With that focus in mind, the 200th Military Police Command put on a training conference Aug. 5-6 for FRG leaders to enhance their abilities to help Soldiers and families.

The attendees came from locations spread out across the country, as the 200th, which is based at Fort Meade, Md., has units in 44 states.

“You cannot build a building without a solid foundation, so we are here to give you that foundation,” said James Cousar, the 200th Family Programs Coordinator, as he addressed the attendees during opening remarks.

Maj. Gen. Sanford E. Holman, commanding general of the 14,000-Soldier military police command, also took part in the conference and commented on the value of this training.

“Whatever units the FRG leaders are associated with will be more effective because of the tools we’re putting in the toolbox,” said Holman. “Even the veteran FRG leaders learned something.”
Additionally, Holman had a strong message to commanders regarding Family readiness.

“This is a commander’s tool, and as the senior commander of the 200th, I expect all of the commanders to be involved in FRG because it is a combat multiplier,” he said. “It just makes good common sense to take advantage of this resource.”

The conference included training on personality types, communication skills, team building, and managing conflicts. These are skills FRG leaders will use at their home units to organize volunteers to help Soldiers and Families through a wide range of challenges, said Cousar.

He said some examples could be connecting Families with academic resources if a child is falling behind in school or connecting Families with financial resources if there is a problem in that area.

The personality-types class was entitled “Insight,” and it was a favorite of attendee Jhoselyn Ramirez, the Family Readiness Support Assistant for the 11th Military Police Brigade, based in Los Alamitos, Calif.

“It’s going to help me adapt to different situations and personalities,” said Ramirez about the Insight class. “I’ll know how to approach different people and how to place them in different volunteer positions.”

Ramirez has worked in Family readiness for the 11th for four years and added that she loves helping Soldiers and Families. “I see it as a career, not as a job,” she said. “It’s rewarding because every now and then I’ll get a card, a call, or an email from a Family member thanking me. Even though they may be stressed out, they see how hard we’re working for them, that we’re all in this together.”

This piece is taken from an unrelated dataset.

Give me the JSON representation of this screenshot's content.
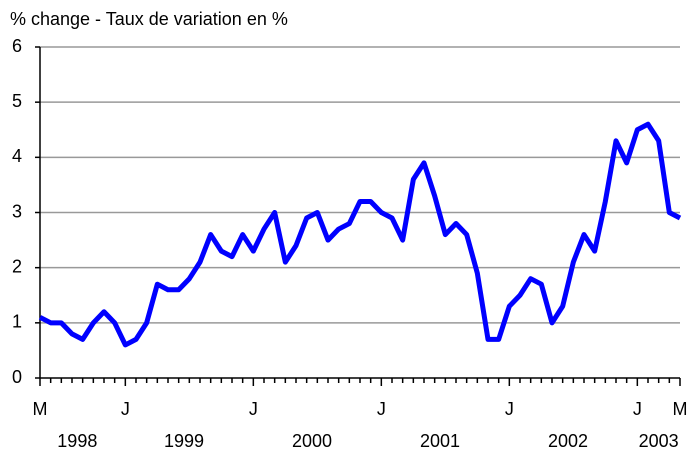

Paul McDermott, an FRG volunteer for the 306th Military Police Battalion in Uniondale, N.Y., also said the conference enhanced his leadership skills. “Every training session is a learning experience,” said the Army retiree. “We’re learning how to better communicate with our Soldiers, how to better understand their needs, the commander’s needs, and the Families’ needs.”

Perhaps Cousar best summed up why the FRG leaders, many of whom are unpaid, are so dedicated to selfless service.

“They don’t do it for notoriety or publicity,” he said. “These ladies and gentlemen do it because they love Soldiers.”